Interview mit Andrea und Peter vom Weltladen Fair-Ost

Mögt ihr euch und den Weltladen kurz vorstellen?

Andrea: Ich heiße Andrea und bin seit etwas mehr als 4 Jahren im Weltladen Fair Ost am Ostendplatz engagiert. Wir arbeiten alle ehrenamtlich im Weltladen. Der Weltladen Fair Ost ist 2009 in Gablenberg gegründet worden und ist vor 4 Jahren – im Juni 2020 – nach dem ersten heftigen Lockdown an den Ostendplatz gezogen. Seitdem bin ich dort engagiert, inzwischen auch im Vorstand des Trägervereins, der das juristische Gerüst des Weltladens ist.

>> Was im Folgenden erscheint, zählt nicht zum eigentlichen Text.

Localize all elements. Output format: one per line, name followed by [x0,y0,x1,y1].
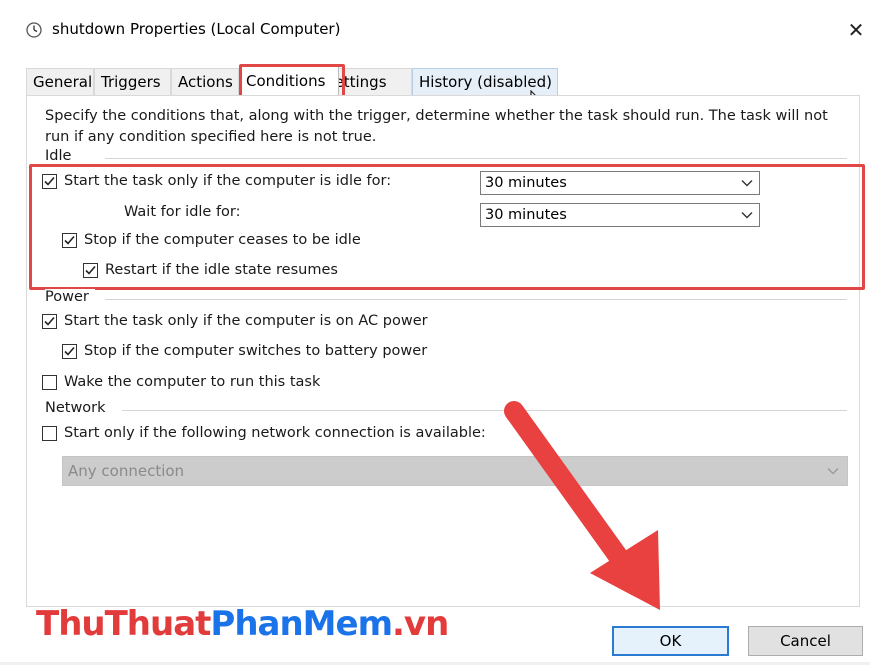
power-group-label: Power [45,289,95,305]
watermark-part-2: PhanMem [210,604,393,644]
ok-button[interactable]: OK [612,626,729,656]
description-line-1: Specify the conditions that, along with … [45,108,828,124]
close-icon[interactable]: ✕ [842,16,870,44]
checkmark-icon [64,346,75,356]
wake-label: Wake the computer to run this task [64,374,321,390]
network-label: Start only if the following network conn… [64,425,486,441]
ac-power-checkbox[interactable] [42,313,57,329]
network-connection-combo: Any connection [62,456,848,486]
cancel-button[interactable]: Cancel [748,626,863,656]
network-group-label: Network [45,400,112,416]
idle-highlight-box [29,164,865,290]
watermark-part-3: .vn [392,604,449,644]
battery-label: Stop if the computer switches to battery… [84,343,428,359]
chevron-down-icon [827,468,839,475]
window-title: shutdown Properties (Local Computer) [52,20,341,38]
description-line-2: run if any condition specified here is n… [45,129,377,145]
network-group-line [122,410,847,411]
idle-group-line [105,158,847,159]
battery-checkbox[interactable] [62,343,77,359]
checkmark-icon [44,316,55,326]
wake-checkbox-row[interactable]: Wake the computer to run this task [42,374,320,390]
description: Specify the conditions that, along with … [45,106,845,148]
clock-icon [26,22,42,38]
tab-actions[interactable]: Actions [171,68,239,95]
watermark-logo: ThuThuatPhanMem.vn [36,604,449,644]
ac-power-checkbox-row[interactable]: Start the task only if the computer is o… [42,313,428,329]
power-group-line [105,299,847,300]
tab-triggers[interactable]: Triggers [94,68,171,95]
red-arrow [490,395,680,624]
tab-general[interactable]: General [26,68,94,95]
idle-group-label: Idle [45,148,78,164]
network-checkbox[interactable] [42,425,57,441]
network-checkbox-row[interactable]: Start only if the following network conn… [42,425,486,441]
battery-checkbox-row[interactable]: Stop if the computer switches to battery… [62,343,427,359]
wake-checkbox[interactable] [42,374,57,390]
watermark-part-1: ThuThuat [36,604,211,644]
ac-power-label: Start the task only if the computer is o… [64,313,428,329]
network-connection-value: Any connection [68,462,185,480]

Peter: Ich bin Peter und habe Ende 2021 / Anfang 2022 zum Weltladen FairOst gefunden. Es war reiner Zufall. Ich habe eine Mitarbeiterin kennengelernt, die mich fragte, ob ich Interesse hätte, mitzuarbeiten. Da ich vor vielen Jahren recht viel in Richtung Entwicklungszusammmenarbeit gemacht habe, war das ein Thema, das mir sehr gelegen hat und ich habe deshalb zugesagt. Seither bin ich dabei. Auf der einen Seite machen wir unseren Ladendienst, das heißt, wir stehen im Laden hinter der Kasse und verkaufen, auf der anderen Seite, und das war für mich wichtig, ist eben auch die politische Arbeit, die damit zusammenhängt. Das war der Grund warum ich gesagt habe, da geh ich dazu.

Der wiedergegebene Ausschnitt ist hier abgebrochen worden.